Quelle peut être l'ambition de M. Ferry ? Bien entendu, il a insisté sur le retour de l'indispensable discipline dans les écoles et n'a pas craint de parler d'intolérance zéro aux comportements violents des élèves, sachant sans doute qu'on n'oserait pas l'accuser, lui, de démagogie.
Ce n'est pas le plus important. Dès lors qu'il est prêt aussi à lancer une offensive contre l'illettrisme, on peut imaginer qu'il rêve de têtes à la fois mieux faites et plus pleines.

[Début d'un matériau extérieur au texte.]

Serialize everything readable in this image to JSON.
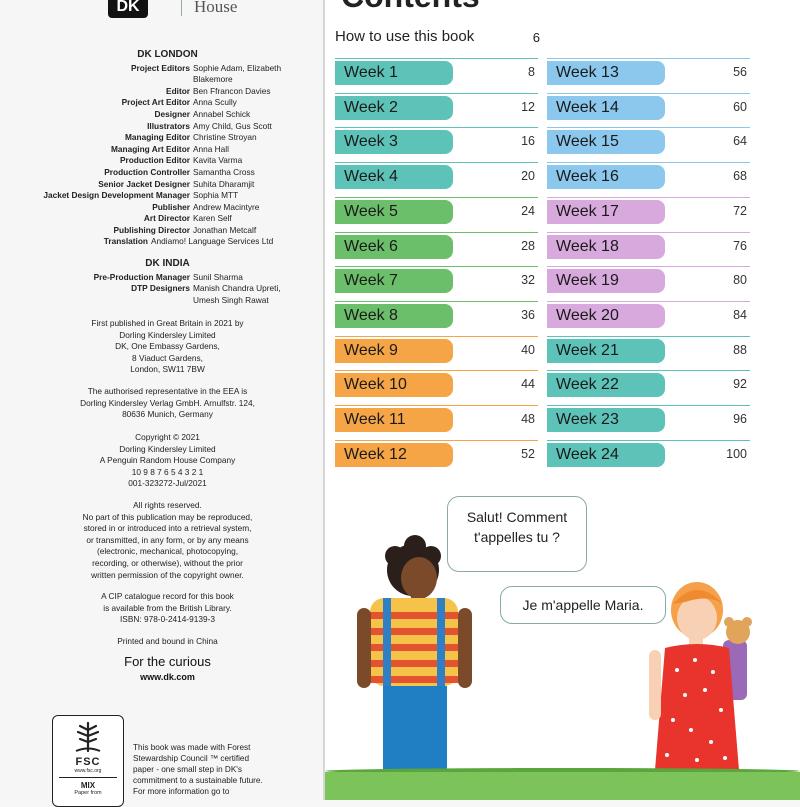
{
  "logo": {
    "mark": "DK",
    "house": "House"
  },
  "imprint": {
    "london_head": "DK LONDON",
    "london_credits": [
      {
        "role": "Project Editors",
        "names": "Sophie Adam, Elizabeth Blakemore"
      },
      {
        "role": "Editor",
        "names": "Ben Ffrancon Davies"
      },
      {
        "role": "Project Art Editor",
        "names": "Anna Scully"
      },
      {
        "role": "Designer",
        "names": "Annabel Schick"
      },
      {
        "role": "Illustrators",
        "names": "Amy Child, Gus Scott"
      },
      {
        "role": "Managing Editor",
        "names": "Christine Stroyan"
      },
      {
        "role": "Managing Art Editor",
        "names": "Anna Hall"
      },
      {
        "role": "Production Editor",
        "names": "Kavita Varma"
      },
      {
        "role": "Production Controller",
        "names": "Samantha Cross"
      },
      {
        "role": "Senior Jacket Designer",
        "names": "Suhita Dharamjit"
      },
      {
        "role": "Jacket Design Development Manager",
        "names": "Sophia MTT"
      },
      {
        "role": "Publisher",
        "names": "Andrew Macintyre"
      },
      {
        "role": "Art Director",
        "names": "Karen Self"
      },
      {
        "role": "Publishing Director",
        "names": "Jonathan Metcalf"
      }
    ],
    "translation": {
      "role": "Translation",
      "names": "Andiamo! Language Services Ltd"
    },
    "india_head": "DK INDIA",
    "india_credits": [
      {
        "role": "Pre-Production Manager",
        "names": "Sunil Sharma"
      },
      {
        "role": "DTP Designers",
        "names": "Manish Chandra Upreti, Umesh Singh Rawat"
      }
    ],
    "first_published": [
      "First published in Great Britain in 2021 by",
      "Dorling Kindersley Limited",
      "DK, One Embassy Gardens,",
      "8 Viaduct Gardens,",
      "London, SW11 7BW"
    ],
    "eea": [
      "The authorised representative in the EEA is",
      "Dorling Kindersley Verlag GmbH. Arnulfstr. 124,",
      "80636 Munich, Germany"
    ],
    "copyright": [
      "Copyright © 2021",
      "Dorling Kindersley Limited",
      "A Penguin Random House Company",
      "10 9 8 7 6 5 4 3 2 1",
      "001-323272-Jul/2021"
    ],
    "rights": [
      "All rights reserved.",
      "No part of this publication may be reproduced,",
      "stored in or introduced into a retrieval system,",
      "or transmitted, in any form, or by any means",
      "(electronic, mechanical, photocopying,",
      "recording, or otherwise), without the prior",
      "written permission of the copyright owner."
    ],
    "cip": [
      "A CIP catalogue record for this book",
      "is available from the British Library.",
      "ISBN: 978-0-2414-9139-3"
    ],
    "printed": "Printed and bound in China",
    "curious": "For the curious",
    "url": "www.dk.com",
    "fsc_label": "FSC",
    "fsc_small": "www.fsc.org",
    "fsc_mix": "MIX",
    "fsc_paper": "Paper from",
    "fsc_text": [
      "This book was made with Forest",
      "Stewardship Council ™ certified",
      "paper - one small step in DK's",
      "commitment to a sustainable future.",
      "For more information go to"
    ]
  },
  "contents": {
    "title": "Contents",
    "howto_label": "How to use this book",
    "howto_page": "6",
    "weeks_left": [
      {
        "label": "Week 1",
        "page": "8",
        "color": "#5dc3b9"
      },
      {
        "label": "Week 2",
        "page": "12",
        "color": "#5dc3b9"
      },
      {
        "label": "Week 3",
        "page": "16",
        "color": "#5dc3b9"
      },
      {
        "label": "Week 4",
        "page": "20",
        "color": "#5dc3b9"
      },
      {
        "label": "Week 5",
        "page": "24",
        "color": "#6cbf6a"
      },
      {
        "label": "Week 6",
        "page": "28",
        "color": "#6cbf6a"
      },
      {
        "label": "Week 7",
        "page": "32",
        "color": "#6cbf6a"
      },
      {
        "label": "Week 8",
        "page": "36",
        "color": "#6cbf6a"
      },
      {
        "label": "Week 9",
        "page": "40",
        "color": "#f5a545"
      },
      {
        "label": "Week 10",
        "page": "44",
        "color": "#f5a545"
      },
      {
        "label": "Week 11",
        "page": "48",
        "color": "#f5a545"
      },
      {
        "label": "Week 12",
        "page": "52",
        "color": "#f5a545"
      }
    ],
    "weeks_right": [
      {
        "label": "Week 13",
        "page": "56",
        "color": "#8cc8ee"
      },
      {
        "label": "Week 14",
        "page": "60",
        "color": "#8cc8ee"
      },
      {
        "label": "Week 15",
        "page": "64",
        "color": "#8cc8ee"
      },
      {
        "label": "Week 16",
        "page": "68",
        "color": "#8cc8ee"
      },
      {
        "label": "Week 17",
        "page": "72",
        "color": "#d7a9dc"
      },
      {
        "label": "Week 18",
        "page": "76",
        "color": "#d7a9dc"
      },
      {
        "label": "Week 19",
        "page": "80",
        "color": "#d7a9dc"
      },
      {
        "label": "Week 20",
        "page": "84",
        "color": "#d7a9dc"
      },
      {
        "label": "Week 21",
        "page": "88",
        "color": "#5dc3b9"
      },
      {
        "label": "Week 22",
        "page": "92",
        "color": "#5dc3b9"
      },
      {
        "label": "Week 23",
        "page": "96",
        "color": "#5dc3b9"
      },
      {
        "label": "Week 24",
        "page": "100",
        "color": "#5dc3b9"
      }
    ]
  },
  "dialogue": {
    "boy_line1": "Salut! Comment",
    "boy_line2": "t'appelles tu ?",
    "girl_line": "Je m'appelle Maria."
  }
}
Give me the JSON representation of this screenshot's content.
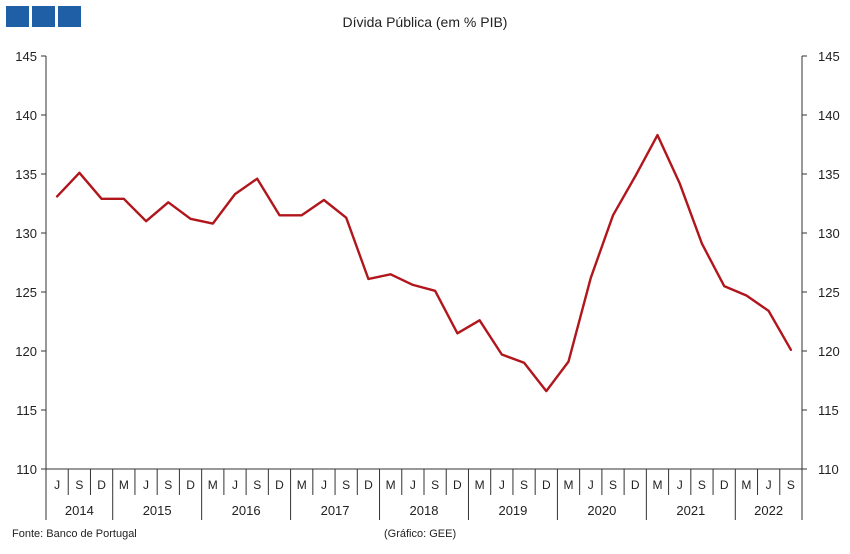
{
  "header": {
    "logo_icon": "logo-blocks-icon",
    "logo_color": "#1f5fa6"
  },
  "footer": {
    "source": "Fonte: Banco de Portugal",
    "credit": "(Gráfico: GEE)"
  },
  "chart_data": {
    "type": "line",
    "title": "Dívida Pública (em % PIB)",
    "xlabel": "",
    "ylabel": "",
    "ylim": [
      110,
      145
    ],
    "y_ticks": [
      110,
      115,
      120,
      125,
      130,
      135,
      140,
      145
    ],
    "y_axis_both_sides": true,
    "grid": false,
    "line_color": "#b0161c",
    "month_labels": [
      "J",
      "S",
      "D",
      "M",
      "J",
      "S",
      "D",
      "M",
      "J",
      "S",
      "D",
      "M",
      "J",
      "S",
      "D",
      "M",
      "J",
      "S",
      "D",
      "M",
      "J",
      "S",
      "D",
      "M",
      "J",
      "S",
      "D",
      "M",
      "J",
      "S",
      "D",
      "M",
      "J",
      "S"
    ],
    "year_groups": [
      {
        "label": "2014",
        "count": 3
      },
      {
        "label": "2015",
        "count": 4
      },
      {
        "label": "2016",
        "count": 4
      },
      {
        "label": "2017",
        "count": 4
      },
      {
        "label": "2018",
        "count": 4
      },
      {
        "label": "2019",
        "count": 4
      },
      {
        "label": "2020",
        "count": 4
      },
      {
        "label": "2021",
        "count": 4
      },
      {
        "label": "2022",
        "count": 3
      }
    ],
    "series": [
      {
        "values": [
          133.1,
          135.1,
          132.9,
          132.9,
          131.0,
          132.6,
          131.2,
          130.8,
          133.3,
          134.6,
          131.5,
          131.5,
          132.8,
          131.3,
          126.1,
          126.5,
          125.6,
          125.1,
          121.5,
          122.6,
          119.7,
          119.0,
          116.6,
          119.1,
          126.2,
          131.5,
          134.8,
          138.3,
          134.2,
          129.1,
          125.5,
          124.7,
          123.4,
          120.1
        ]
      }
    ]
  }
}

A en juger par sa simplicité, on devine que son intérêt n'est pas dans l'exercice du magistère (donc du pouvoir) ou qu'il se satisfait d'une culture personnelle qui le place au-dessus de la plupart des semblables.
Des têtes mieux faites
Comme tous les enseignants (et c'est en cela qu'ils font un travail admirable), ce ministre souhaite hisser une génération entière à son propre niveau culturel, ou presque. Comme ces correcteurs qui enragent devant une faute d'orthographe, M. Ferry voudra qu'on sorte de l'école avec assez de savoir pour affronter la société compliquée qu'ont produite le développement technologique, les progrès des connaissances, l'avènement de l'économie. Cette grosse partie de la France qu'effraient ou aliènent les théories économiques, les circuits de la mondialisation, les débats éthiques, les complexités infinies de tout sujet qui tombe dans le domaine politique, doit être mieux préparée non seulement aux métiers contemporains mais à la façon de vivre aujourd'hui, et qui ne se résume pas, malgré ce croient beaucoup de jeunes, à l'usage du téléphone portable et de l'ordinateur.
En effet, le scepticisme qu'inspire la politique n'est pas seulement lié à un déficit de confiance, mais aussi au fait qu'elle devient souvent impénétrable. On ne réussira à renforcer le civisme des Français que si on parvient à éduquer convenablement la jeunesse. On n'est pas spontanément mélomane : il faut avoir écouté de la musique avec assiduité pour en saisir la beauté ; de même les gens ne s'intéresseront à la politique que s'ils en connaissent les principaux mécanismes et l'utilité.